VwGH: Entgeltliche Ablöse eines Fruchtgenussrechts im außerbetrieblichen Bereich kann auch einkommensteuerfrei sein!
Aufgrund der vielfachen Ausgestaltungsmöglichkeiten kommt Fruchtgenussvereinbarungen insbesondere bei der Übertragung von Liegenschaften erhebliche praktische Bedeutung zu. Bisher war die Frage der ertragsteuerlichen Behandlung der entgeltlichen Ablöse eines Fruchtgenussrechts im außerbetrieblichen Bereich strittig. Ein dazu ergangenes Erkenntnis des Verwaltungsgerichtshofs (VwGH) bringt in diesem Zusammenhang nunmehr Rechtssicherheit, wobei die Entscheidung des VwGH aus Sicht des Steuerpflichtigen durchaus positiv zu bewerten ist.
Aus steuerlicher Sicht ist bei Fruchtgenussvereinbarungen insbesondere zwischen dem Vorbehaltsfruchtgenuss und dem Zuwendungsfruchtgenuss zu unterscheiden.
Beim Zuwendungsfruchtgenuss erfolgt die Einräumung des Fruchtgenussrechts an der Fruchtgenusssache durch den Eigentümer (Fruchtgenussbelasteten), ohne damit zugleich das zivilrechtliche Eigentum (z.B. an der Liegenschaft) zu übertragen.
Beispiel: Der langjährige zivilrechtliche Eigentümer A räumt einer Person B ein Fruchtgenussrecht an seinem Mietwohnhaus ein. Dem Fruchtnießer B kommt das Recht zu, das Mietwohnhaus mit Schonung der Substanz ohne jegliche Einschränkung zu „genießen“ und etwa die Mieteinnahmen daraus zu lukrieren. A bleibt weiterhin zivilrechtlicher Eigentümer des Mietwohnhauses.
Im Unterschied dazu wird beim Vorbehaltsfruchtgenussrecht das Eigentumsrecht an der Fruchtgenusssache übertragen, wobei sich der bisherige zivilrechtliche Eigentümer das Fruchtgenussrecht an dem übertragenen Wirtschaftsgut vorbehält.
Beispiel: Der bisherige zivilrechtliche Eigentümer A eines Mietwohnhauses überträgt einer Person B die Liegenschaft, behält sich allerdings das Fruchtgenussrecht am Mietwohnhaus vor und wird so zum Fruchtnießer der Erträge (der Mieteinnahmen).
Einkommensteuerliche Behandlung einer Ablöse des Fruchtgenussrechts im außerbetrieblichen Bereich
Wird nun das Fruchtgenussrecht vom Eigentümer der dienenden Sache (z.B. Liegenschaft) gegen Zahlung eines Entgelts abgelöst, kommt es in der Regel zu einem teilweisen oder gänzlichen Verzicht des Fruchtnießers auf sein Recht (z.B. das Recht, die Mieteinnahmen zu erhalten). Fraglich war bis dato, wie eine solche Ablösezahlung aus einkommensteuerlicher Sicht im außerbetrieblichen Bereich (etwa bei einem Fruchtgenussrecht an einem Mietwohnhaus) zu behandeln ist.

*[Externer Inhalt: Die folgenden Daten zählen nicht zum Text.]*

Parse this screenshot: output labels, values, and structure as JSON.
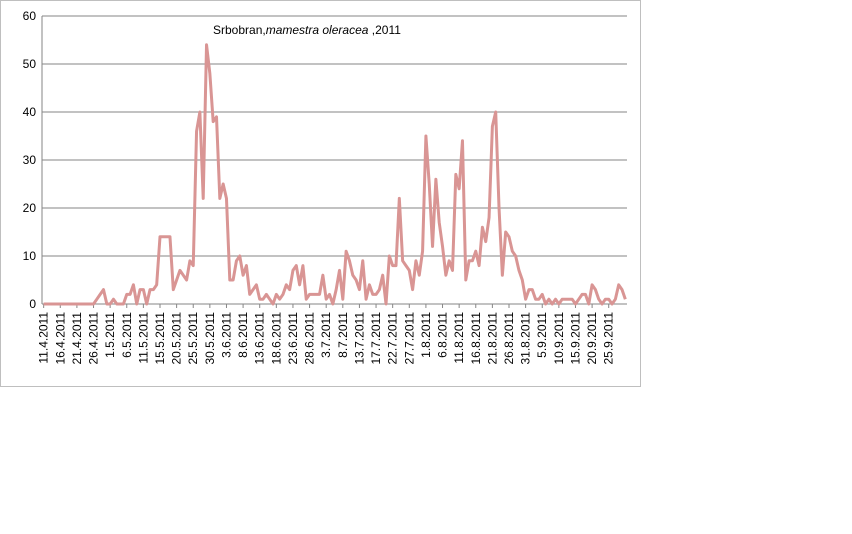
{
  "chart_data": {
    "type": "line",
    "title": {
      "prefix": "Srbobran,",
      "italic": "mamestra oleracea",
      "suffix": " ,2011"
    },
    "xlabel": "",
    "ylabel": "",
    "ylim": [
      0,
      60
    ],
    "yticks": [
      0,
      10,
      20,
      30,
      40,
      50,
      60
    ],
    "grid": true,
    "legend": "none",
    "line_color": "#d99594",
    "x_tick_labels": [
      "11.4.2011",
      "16.4.2011",
      "21.4.2011",
      "26.4.2011",
      "1.5.2011",
      "6.5.2011",
      "11.5.2011",
      "15.5.2011",
      "20.5.2011",
      "25.5.2011",
      "30.5.2011",
      "3.6.2011",
      "8.6.2011",
      "13.6.2011",
      "18.6.2011",
      "23.6.2011",
      "28.6.2011",
      "3.7.2011",
      "8.7.2011",
      "13.7.2011",
      "17.7.2011",
      "22.7.2011",
      "27.7.2011",
      "1.8.2011",
      "6.8.2011",
      "11.8.2011",
      "16.8.2011",
      "21.8.2011",
      "26.8.2011",
      "31.8.2011",
      "5.9.2011",
      "10.9.2011",
      "15.9.2011",
      "20.9.2011",
      "25.9.2011"
    ],
    "series": [
      {
        "values": [
          0,
          0,
          0,
          0,
          0,
          0,
          0,
          0,
          0,
          0,
          0,
          0,
          0,
          0,
          0,
          0,
          1,
          2,
          3,
          0,
          0,
          1,
          0,
          0,
          0,
          2,
          2,
          4,
          0,
          3,
          3,
          0,
          3,
          3,
          4,
          14,
          14,
          14,
          14,
          3,
          5,
          7,
          6,
          5,
          9,
          8,
          36,
          40,
          22,
          54,
          48,
          38,
          39,
          22,
          25,
          22,
          5,
          5,
          9,
          10,
          6,
          8,
          2,
          3,
          4,
          1,
          1,
          2,
          1,
          0,
          2,
          1,
          2,
          4,
          3,
          7,
          8,
          4,
          8,
          1,
          2,
          2,
          2,
          2,
          6,
          1,
          2,
          0,
          3,
          7,
          1,
          11,
          9,
          6,
          5,
          3,
          9,
          1,
          4,
          2,
          2,
          3,
          6,
          0,
          10,
          8,
          8,
          22,
          9,
          8,
          7,
          3,
          9,
          6,
          11,
          35,
          25,
          12,
          26,
          17,
          12,
          6,
          9,
          7,
          27,
          24,
          34,
          5,
          9,
          9,
          11,
          8,
          16,
          13,
          18,
          37,
          40,
          20,
          6,
          15,
          14,
          11,
          10,
          7,
          5,
          1,
          3,
          3,
          1,
          1,
          2,
          0,
          1,
          0,
          1,
          0,
          1,
          1,
          1,
          1,
          0,
          1,
          2,
          2,
          0,
          4,
          3,
          1,
          0,
          1,
          1,
          0,
          1,
          4,
          3,
          1
        ]
      }
    ]
  }
}
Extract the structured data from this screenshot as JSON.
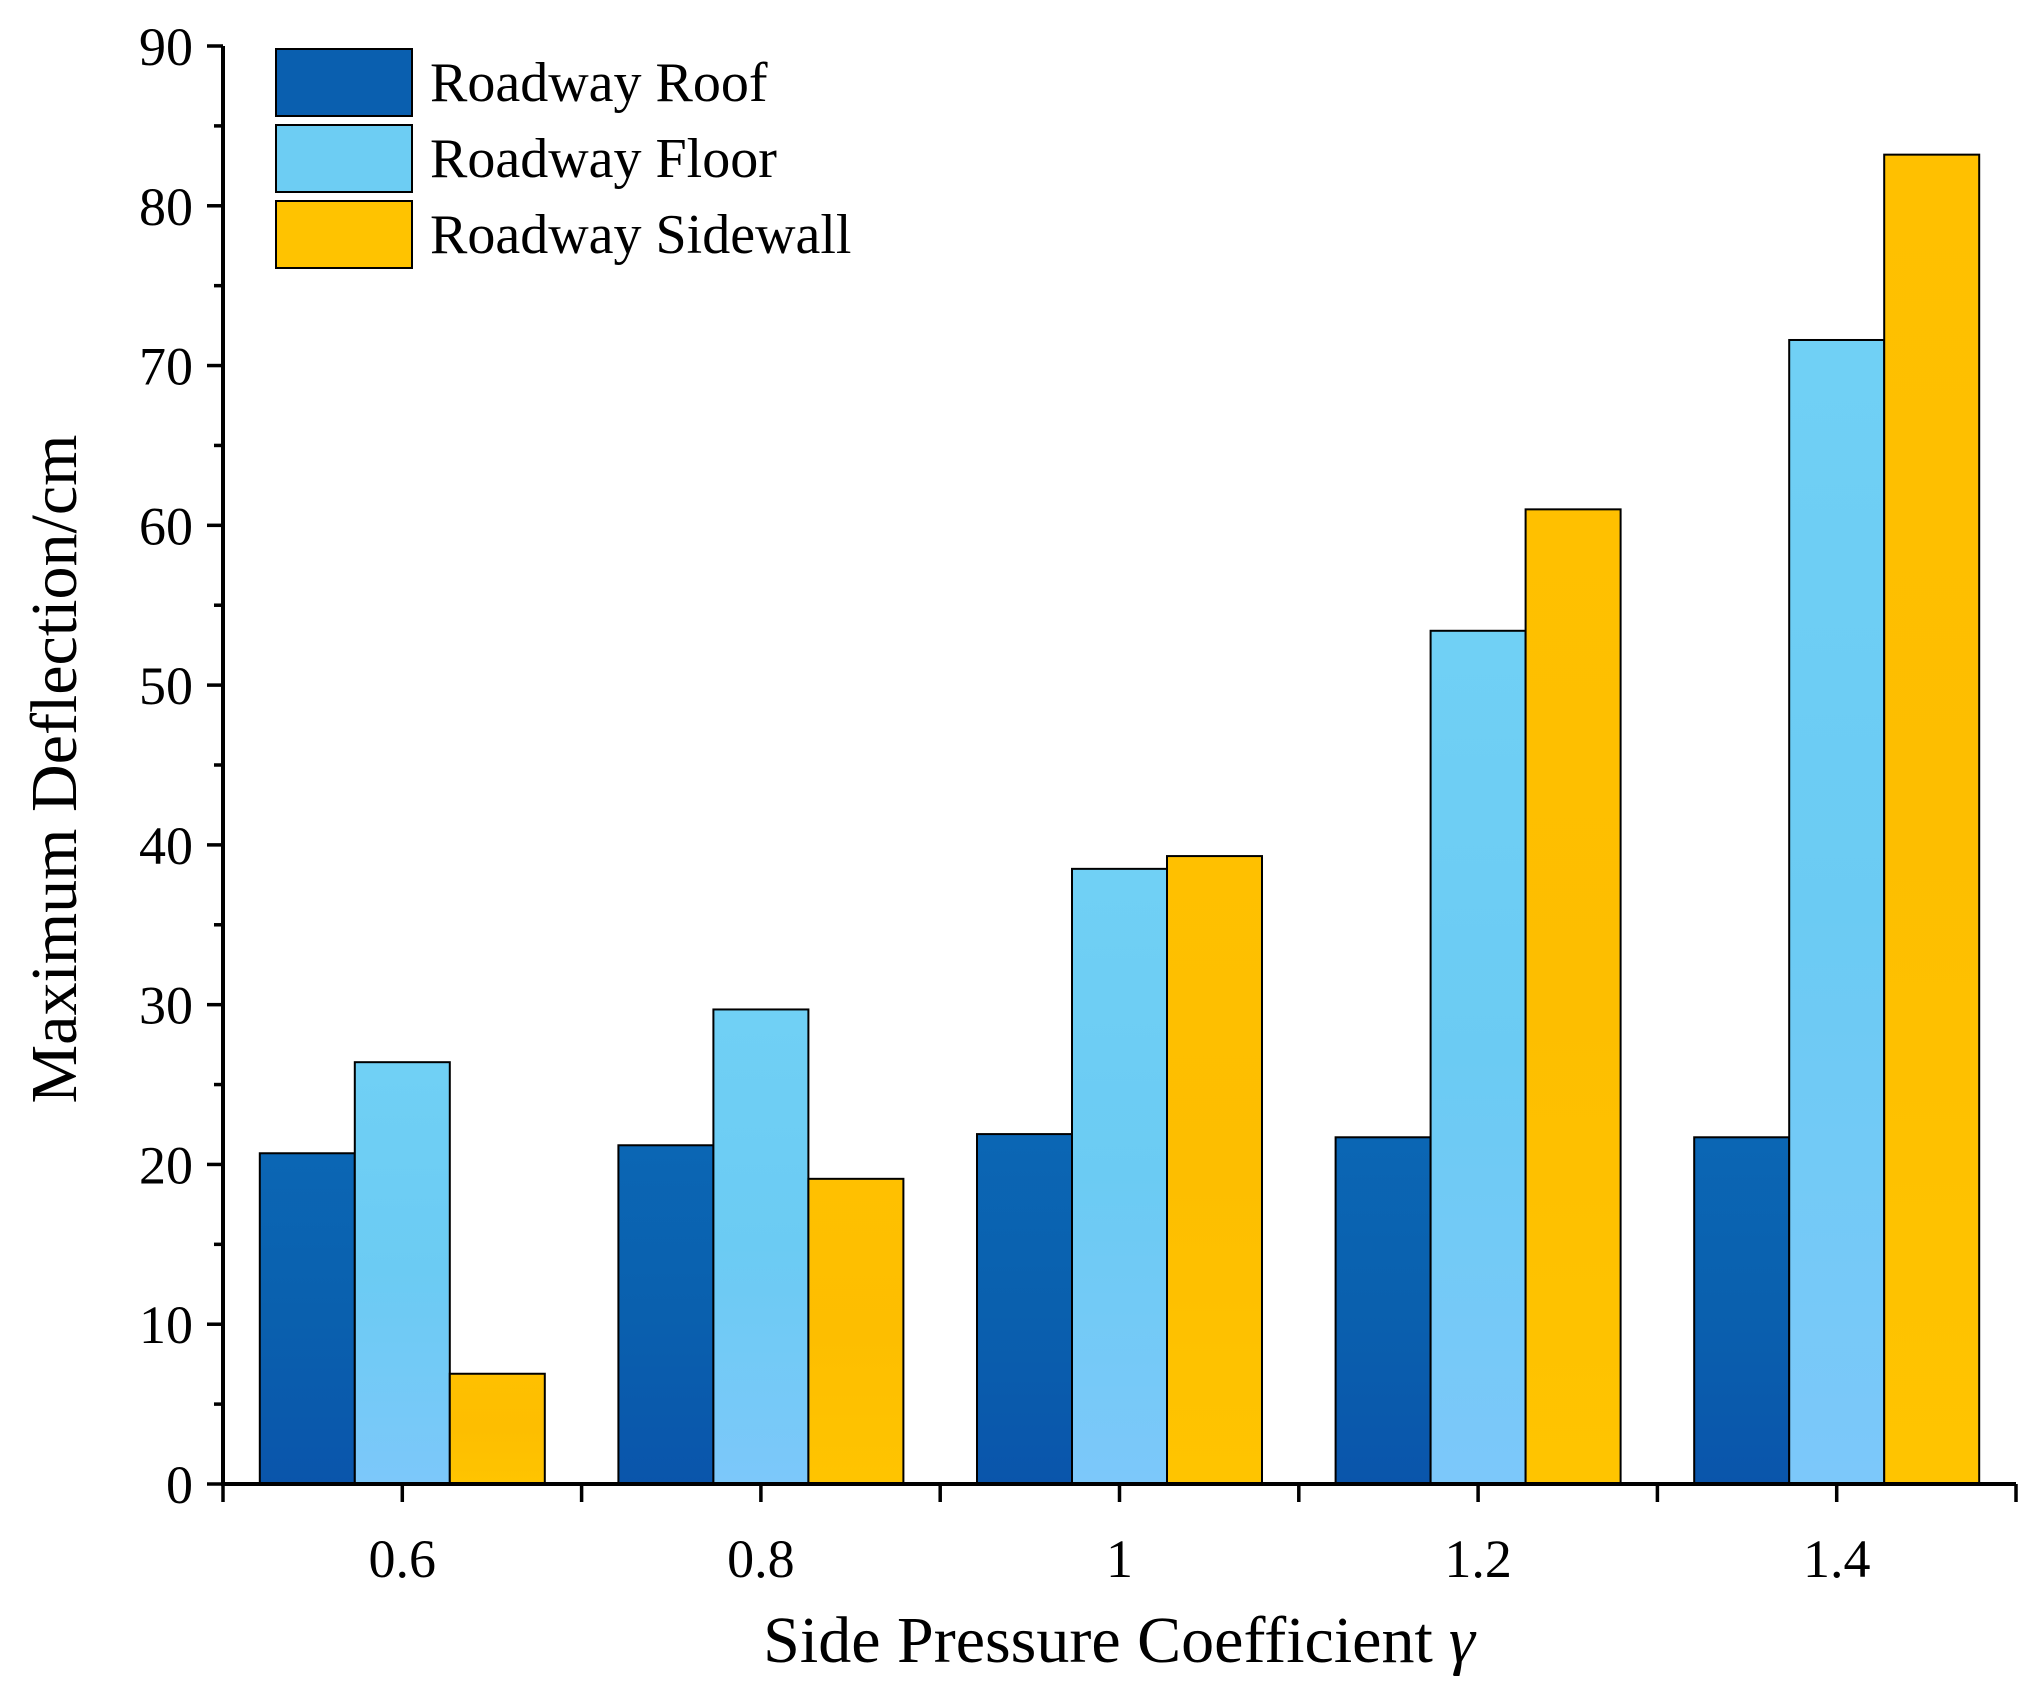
{
  "chart_data": {
    "type": "bar",
    "title": "",
    "xlabel": "Side Pressure Coefficient",
    "xlabel_symbol": "γ",
    "ylabel": "Maximum Deflection/cm",
    "categories": [
      "0.6",
      "0.8",
      "1",
      "1.2",
      "1.4"
    ],
    "ylim": [
      0,
      90
    ],
    "yticks": [
      "0",
      "10",
      "20",
      "30",
      "40",
      "50",
      "60",
      "70",
      "80",
      "90"
    ],
    "series": [
      {
        "name": "Roadway Roof",
        "color": "#0A5FAF",
        "values": [
          20.7,
          21.2,
          21.9,
          21.7,
          21.7
        ]
      },
      {
        "name": "Roadway Floor",
        "color": "#6DCDF3",
        "values": [
          26.4,
          29.7,
          38.5,
          53.4,
          71.6
        ]
      },
      {
        "name": "Roadway Sidewall",
        "color": "#FFC300",
        "values": [
          6.9,
          19.1,
          39.3,
          61.0,
          83.2
        ]
      }
    ],
    "legend_position": "top-left",
    "grid": false
  }
}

In diesem Zusammenhang führte der VwGH in einem Erkenntnis aus dem Jahr 2017 nun aus, dass im Falle eines endgültigen Verzichts auf ein Zuwendungsfruchtgenussrecht eine Veräußerung eines Rechtes vorliegt. Dies hat zur Folge, dass – entgegen der bisherigen Ansicht der österreichischen Finanzverwaltung, wonach steuerpflichtige Einnahmen aus Vermietung und Verpachtung vorliegen – eine solche Ablösezahlung nur in ganz bestimmten Fällen, im Wesentlichen bei Verzicht innerhalb der einjährigen Spekulationsfrist und bei Vorliegen eines vorangegangenen Anschaffungsvorgangs, einkommensteuerpflichtig ist. Erfolgt die Ablöse hingegen später als ein Jahr nach Einräumung des Fruchtgenussrechts, so liegen im Regelfall steuerfreie Einkünfte vor.
Ob bzw. unter welchen Voraussetzungen die Vereinnahmung eines Entgelts für die Ablöse des Fruchtgenussrechts (oder auch für die Übertragung des Fruchtgenussrechts an einen Dritten) tatsächlich einkommensteuerfrei ist, ist jedoch stets anhand der konkreten Umstände im jeweiligen Einzelfall zu prüfen.